Collaborative inference for treatment effect with distributed data-sharing management in multicenter studies

Stat Med. 2024 Mar 29. doi: 10.1002/sim.10068. Online ahead of print.

Abstract

Data sharing barriers present paramount challenges arising from multicenter clinical studies where multiple data sources are stored and managed in a distributed fashion at different local study sites. Merging such data sources into a common data storage for a centralized statistical analysis requires a data use agreement, which is often time-consuming. Data merging may become more burdensome when propensity score modeling is involved in the analysis because combining many confounding variables, and systematic incorporation of this additional modeling in a meta-analysis has not been thoroughly investigated in the literature. Motivated from a multicenter clinical trial of basal insulin treatment for reducing the risk of post-transplantation diabetes mellitus, we propose a new inference framework that avoids the merging of subject-level raw data from multiple sites at a centralized facility but needs only the sharing of summary statistics.
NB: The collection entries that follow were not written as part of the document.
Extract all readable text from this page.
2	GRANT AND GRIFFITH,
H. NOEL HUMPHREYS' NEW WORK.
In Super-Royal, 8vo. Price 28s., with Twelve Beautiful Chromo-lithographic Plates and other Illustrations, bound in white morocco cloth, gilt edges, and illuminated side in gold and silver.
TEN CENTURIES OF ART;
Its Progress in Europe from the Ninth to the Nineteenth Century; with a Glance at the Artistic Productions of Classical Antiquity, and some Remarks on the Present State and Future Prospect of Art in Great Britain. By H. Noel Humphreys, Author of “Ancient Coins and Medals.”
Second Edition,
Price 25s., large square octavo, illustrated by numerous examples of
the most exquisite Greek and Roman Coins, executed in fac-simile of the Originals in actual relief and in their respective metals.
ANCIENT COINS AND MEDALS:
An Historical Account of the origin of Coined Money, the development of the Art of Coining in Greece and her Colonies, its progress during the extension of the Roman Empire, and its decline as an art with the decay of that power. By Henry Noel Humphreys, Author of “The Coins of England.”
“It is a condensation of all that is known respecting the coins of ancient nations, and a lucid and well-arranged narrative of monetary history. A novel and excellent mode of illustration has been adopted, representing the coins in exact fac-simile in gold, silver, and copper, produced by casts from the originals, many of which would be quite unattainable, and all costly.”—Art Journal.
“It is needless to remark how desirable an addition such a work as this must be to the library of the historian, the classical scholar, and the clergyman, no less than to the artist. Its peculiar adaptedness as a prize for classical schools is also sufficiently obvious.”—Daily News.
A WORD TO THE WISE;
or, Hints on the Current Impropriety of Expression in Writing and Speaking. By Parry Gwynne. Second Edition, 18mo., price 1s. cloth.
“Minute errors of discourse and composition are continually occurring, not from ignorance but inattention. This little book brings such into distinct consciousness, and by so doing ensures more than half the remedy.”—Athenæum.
Unlike the architecture of federated learning, the proposed collaborative inference does not need a center site to combine local results and thus enjoys maximal protection of data privacy and minimal sensitivity to unbalanced data distributions across data sources. We show theoretically and numerically that the new distributed inference approach has little loss of statistical power compared to the centralized method that requires merging the entire data. We present large-sample properties and algorithms for the proposed method. We illustrate its performance by simulation experiments and the motivating example on the differential average treatment effect of basal insulin to lower risk of diabetes among kidney-transplant patients compared to the standard-of-care.

Keywords: data privacy; distributed inference; federated learning; meta‐analysis; renewable estimation.